Hepinize yeniden merhaba;
Bugün öğlen itibariyle Türkiye'ye gidiş ile ilgili bilgi geldi. Yapılan konuşmalar, yazışmalar ve ülkelerin anlaşması neticesinde 4. Nisan. 2020 Cumartesi günü öğlen 14.00 te havaalanında hazır bulunmamız gerekiyor. Biz zaten her an gidecekmişiz gibi eşyalarımızı toplamıştık. Tamamlamasak bile büyük çoğunluğu hazır sayılırdı. Tabi kıyafet v.s nin haricinde evi kapatacağımız için asıl büyük iş buzdolabındaki yemekler falan. Büyük çoğunluğu tüketmeye başlamıştık zaten. Gerisini de bir şekilde halledeceğiz.
Henüz başka hiç bir detay belli değil. Buradan tutulacak iki otobüs ile yola çıkacağız. Otobüsler bir gün evvelden gelip dezenfekte edilecek. Saat 14.00 te havaalanında olmak için en geç sabah 8.00 de yola çıkmamız gerekecek.
Tan Türkiye'ye gideceğimizi biliyor. Hatta İzmir'e değil de dedesinin yanına İzmit'e gitmek istiyor ama bir şekilde anlatmaya çalıştım gidemeyeceğimizi. Karantina sürecini ise İzmir'den önce bir süre ufak bir butik ev de kalacağız dedik. O da şöyle anlatayım.. Eşimin Kasım ayındaki hastalığı sürecinde eniştemin İstanbuldaki 1+1 evinde kalmıştık. O oraya ufak olduğu için butik ev diyordu ve ilk gittiğimizde sevmemesine rağmen sonrasında butik evimiz çok güzel anne demeye başlamıştı. Ben de onu strese sokmamak için bir süre ufak butik ev gibi bir yerde kalacağız dedim. İşin işte en zor kısmı bu bence. 3 yaşında deli dolu bir çocukla 14 gün karantina'da kalacak olmak kısmı beni çok endişelendiriyor.

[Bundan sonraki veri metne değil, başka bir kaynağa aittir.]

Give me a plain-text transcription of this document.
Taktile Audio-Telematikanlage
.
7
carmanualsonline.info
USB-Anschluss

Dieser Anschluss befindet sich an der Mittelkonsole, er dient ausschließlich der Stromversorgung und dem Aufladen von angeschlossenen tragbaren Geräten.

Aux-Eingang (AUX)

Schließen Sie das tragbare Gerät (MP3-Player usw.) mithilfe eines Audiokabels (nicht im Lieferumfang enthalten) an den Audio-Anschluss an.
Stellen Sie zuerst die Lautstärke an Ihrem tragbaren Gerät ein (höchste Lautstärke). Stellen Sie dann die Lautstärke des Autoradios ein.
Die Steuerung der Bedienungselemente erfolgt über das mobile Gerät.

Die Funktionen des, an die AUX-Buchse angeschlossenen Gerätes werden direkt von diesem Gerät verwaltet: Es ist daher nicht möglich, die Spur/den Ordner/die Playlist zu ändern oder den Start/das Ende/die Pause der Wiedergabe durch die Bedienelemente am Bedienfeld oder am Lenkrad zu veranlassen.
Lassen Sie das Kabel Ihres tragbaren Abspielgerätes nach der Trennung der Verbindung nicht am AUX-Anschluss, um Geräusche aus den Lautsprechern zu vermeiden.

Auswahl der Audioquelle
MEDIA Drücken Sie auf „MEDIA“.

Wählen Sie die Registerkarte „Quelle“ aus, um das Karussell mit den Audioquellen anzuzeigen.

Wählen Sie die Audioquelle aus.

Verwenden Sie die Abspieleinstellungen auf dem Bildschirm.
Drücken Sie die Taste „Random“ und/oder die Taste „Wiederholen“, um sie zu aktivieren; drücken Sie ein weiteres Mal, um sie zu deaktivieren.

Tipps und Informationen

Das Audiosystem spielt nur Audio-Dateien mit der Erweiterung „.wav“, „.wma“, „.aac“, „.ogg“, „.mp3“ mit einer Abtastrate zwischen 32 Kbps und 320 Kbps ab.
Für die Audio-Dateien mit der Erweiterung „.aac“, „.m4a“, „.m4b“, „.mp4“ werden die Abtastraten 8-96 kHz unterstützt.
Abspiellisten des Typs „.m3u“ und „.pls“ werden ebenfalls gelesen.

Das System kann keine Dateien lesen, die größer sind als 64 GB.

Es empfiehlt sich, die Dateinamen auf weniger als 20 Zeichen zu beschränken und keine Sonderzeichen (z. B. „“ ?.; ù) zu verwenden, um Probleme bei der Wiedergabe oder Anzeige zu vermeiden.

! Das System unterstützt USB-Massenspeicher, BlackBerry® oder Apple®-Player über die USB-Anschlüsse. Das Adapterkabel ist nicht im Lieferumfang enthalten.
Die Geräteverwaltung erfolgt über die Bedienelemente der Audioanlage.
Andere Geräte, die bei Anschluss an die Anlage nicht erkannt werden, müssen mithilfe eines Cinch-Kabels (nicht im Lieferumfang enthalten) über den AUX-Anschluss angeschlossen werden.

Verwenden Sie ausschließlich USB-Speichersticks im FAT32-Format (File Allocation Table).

Ayrıca buradan havaalanına gitmek 5-6 saat sürecek. Orada uçağın kaçta kalkacağı belli değil. Daha önceki postada giden arkadaşları 17.00 de havaalanına çağırıp gece yarısından sonra uçağa bindirmişler. Orada beklemek sıkıntılı, sonrasında 3 saat havada yolculuk sonrasında hayırlısıyla istanbul'a iniş ve orada beklemek kontroller falan. Daha sonrasında nakledileceğimiz karantina bölgesine nereye gideceğimiz sorusu aklımda. Önce gidenleri Kırklareline yollamışlardı oraya da varmak bir 4 saat sürüyormuş. Düşünsenize bu program büyük insan için bile ne kadar yorucu iken küçücük bir çocukla nasıl üstesinden geleceğimizi bilemiyorum. Kendimi telkin ediyorum sıkça. Umarım düşündüğümüz kadar zor olmaz ve sonunda durup geriye baktığımızda rahat bir nefes alabiliriz. Tabi bunca uzun yolculuk sırasında ve sonrasında da virüs kapmamak çok önemli.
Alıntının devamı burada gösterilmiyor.